When working with multiple data paths, we can open them using the `ux.open_mfdataset()` method. 

In [None]:
uxds_multi = ux.open_mfdataset(grid_path, multiple_data_paths, combine ='nested', concat_dim='time')
uxds_multi

## Grid Accessor

Each `UxDataset` (and in the next section `UxDataArray`) is linked to a `Grid` instance, which contain the unstructured grid information

In [None]:
uxds.uxgrid

## UxDataArray

While a `UxDataset` represents one or more data variables linked to some unstructured grid, a `UxDataArray` represent a single data variable. Alternatively, one can think of a `UxDataset` as a collection of one or more `UxDataArray` instances.

In our sample dataset, we have a variable called `t2m`, which can be used to index our `UxDataset`


In [None]:
uxds['t2m']

As mentioned before, each `UxDataArray` is linked to a `Grid` instance.

In [None]:
uxds['t2m'].uxgrid

This Grid is identical to the one linked to the `UxDataset`. There is a single `Grid` that is shared by all data variables.

In [None]:
uxds['t2m'].uxgrid == uxds.uxgrid

### Functionality

Just like with Xarray, we can perform various operations on our data variable.


In [None]:
uxds['t2m'].min()

In [None]:
uxds['t2m'].mean()

UXarray also provides custom data analysis operators which are explored in further sections of this user guide.

In [None]:
uxds['t2m'].gradient()

## Inheritance from Xarray

For those that are familiar with Xarray, the naming of the methods and data structures looks familiar. UXarray aims to provide a familiar experience to Xarray by inheriting the `xr.Dataset` and `xr.DataArray` objects and linking them to an instance of a `Grid` class to provide grid-aware implementations.

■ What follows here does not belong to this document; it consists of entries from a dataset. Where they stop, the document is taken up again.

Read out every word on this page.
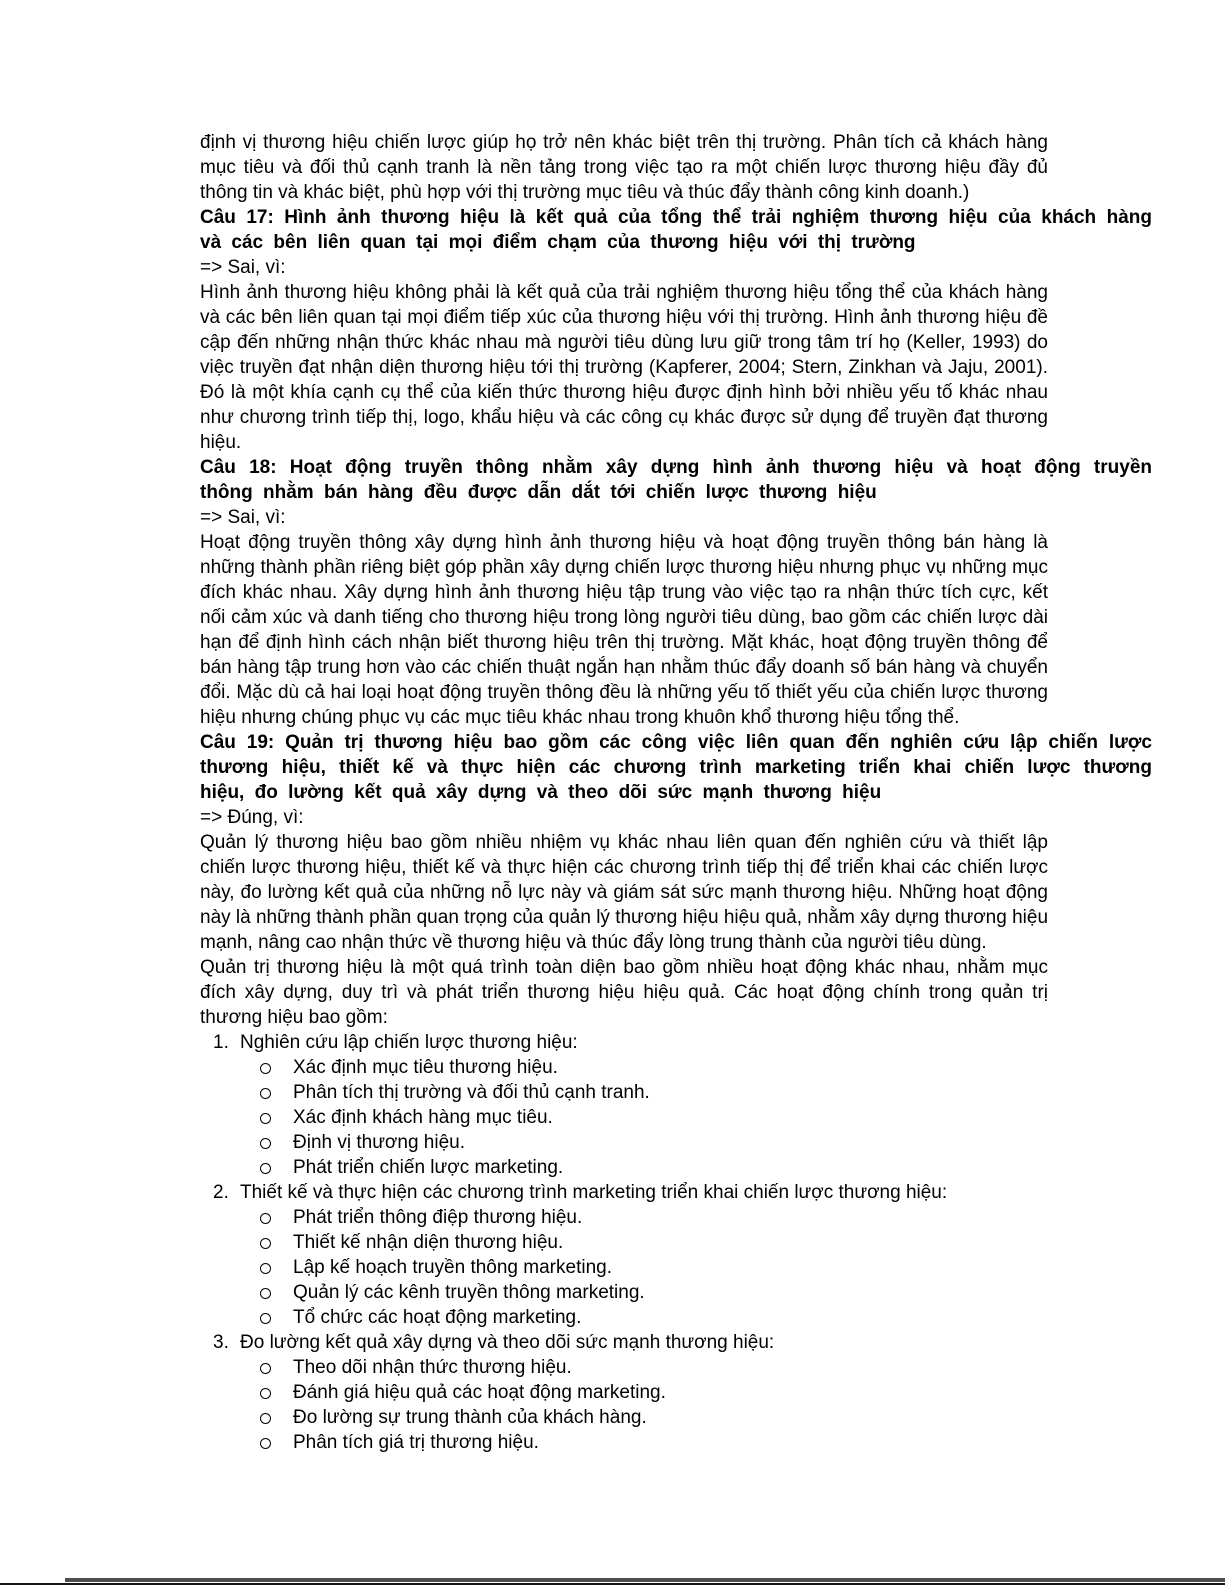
định vị thương hiệu chiến lược giúp họ trở nên khác biệt trên thị trường. Phân tích cả khách hàng mục tiêu và đối thủ cạnh tranh là nền tảng trong việc tạo ra một chiến lược thương hiệu đầy đủ thông tin và khác biệt, phù hợp với thị trường mục tiêu và thúc đẩy thành công kinh doanh.)

Câu 17: Hình ảnh thương hiệu là kết quả của tổng thể trải nghiệm thương hiệu của khách hàng và các bên liên quan tại mọi điểm chạm của thương hiệu với thị trường

=> Sai, vì:

Hình ảnh thương hiệu không phải là kết quả của trải nghiệm thương hiệu tổng thể của khách hàng và các bên liên quan tại mọi điểm tiếp xúc của thương hiệu với thị trường. Hình ảnh thương hiệu đề cập đến những nhận thức khác nhau mà người tiêu dùng lưu giữ trong tâm trí họ (Keller, 1993) do việc truyền đạt nhận diện thương hiệu tới thị trường (Kapferer, 2004; Stern, Zinkhan và Jaju, 2001). Đó là một khía cạnh cụ thể của kiến thức thương hiệu được định hình bởi nhiều yếu tố khác nhau như chương trình tiếp thị, logo, khẩu hiệu và các công cụ khác được sử dụng để truyền đạt thương hiệu.

Câu 18: Hoạt động truyền thông nhằm xây dựng hình ảnh thương hiệu và hoạt động truyền thông nhằm bán hàng đều được dẫn dắt tới chiến lược thương hiệu

=> Sai, vì:

Hoạt động truyền thông xây dựng hình ảnh thương hiệu và hoạt động truyền thông bán hàng là những thành phần riêng biệt góp phần xây dựng chiến lược thương hiệu nhưng phục vụ những mục đích khác nhau. Xây dựng hình ảnh thương hiệu tập trung vào việc tạo ra nhận thức tích cực, kết nối cảm xúc và danh tiếng cho thương hiệu trong lòng người tiêu dùng, bao gồm các chiến lược dài hạn để định hình cách nhận biết thương hiệu trên thị trường. Mặt khác, hoạt động truyền thông để bán hàng tập trung hơn vào các chiến thuật ngắn hạn nhằm thúc đẩy doanh số bán hàng và chuyển đổi. Mặc dù cả hai loại hoạt động truyền thông đều là những yếu tố thiết yếu của chiến lược thương hiệu nhưng chúng phục vụ các mục tiêu khác nhau trong khuôn khổ thương hiệu tổng thể.

Câu 19: Quản trị thương hiệu bao gồm các công việc liên quan đến nghiên cứu lập chiến lược thương hiệu, thiết kế và thực hiện các chương trình marketing triển khai chiến lược thương hiệu, đo lường kết quả xây dựng và theo dõi sức mạnh thương hiệu

=> Đúng, vì:

Quản lý thương hiệu bao gồm nhiều nhiệm vụ khác nhau liên quan đến nghiên cứu và thiết lập chiến lược thương hiệu, thiết kế và thực hiện các chương trình tiếp thị để triển khai các chiến lược này, đo lường kết quả của những nỗ lực này và giám sát sức mạnh thương hiệu. Những hoạt động này là những thành phần quan trọng của quản lý thương hiệu hiệu quả, nhằm xây dựng thương hiệu mạnh, nâng cao nhận thức về thương hiệu và thúc đẩy lòng trung thành của người tiêu dùng.

Quản trị thương hiệu là một quá trình toàn diện bao gồm nhiều hoạt động khác nhau, nhằm mục đích xây dựng, duy trì và phát triển thương hiệu hiệu quả. Các hoạt động chính trong quản trị thương hiệu bao gồm:

1. Nghiên cứu lập chiến lược thương hiệu:
Xác định mục tiêu thương hiệu.
Phân tích thị trường và đối thủ cạnh tranh.
Xác định khách hàng mục tiêu.
Định vị thương hiệu.
Phát triển chiến lược marketing.
2. Thiết kế và thực hiện các chương trình marketing triển khai chiến lược thương hiệu:
Phát triển thông điệp thương hiệu.
Thiết kế nhận diện thương hiệu.
Lập kế hoạch truyền thông marketing.
Quản lý các kênh truyền thông marketing.
Tổ chức các hoạt động marketing.
3. Đo lường kết quả xây dựng và theo dõi sức mạnh thương hiệu:
Theo dõi nhận thức thương hiệu.
Đánh giá hiệu quả các hoạt động marketing.
Đo lường sự trung thành của khách hàng.
Phân tích giá trị thương hiệu.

We can observe this inheritance by checking for subclassing.

In [None]:
issubclass(ux.UxDataset, xr.Dataset)

In [None]:
issubclass(ux.UxDataArray, xr.DataArray)

## Overloaded Methods

With subclassing, all methods are inherited by default. This means that while most will execute, their output may not be as expected. We have re-implemented and added many new methods to provide grid-aware implementations of their Xarray counterparts. 

These are discussed in detail in the next sections, but one notable example are all the plotting methods are all custom to support unstructured grid visualuzation.


In [None]:
uxds['t2m'].plot(fig_size=150, colorbar=False, backend='matplotlib')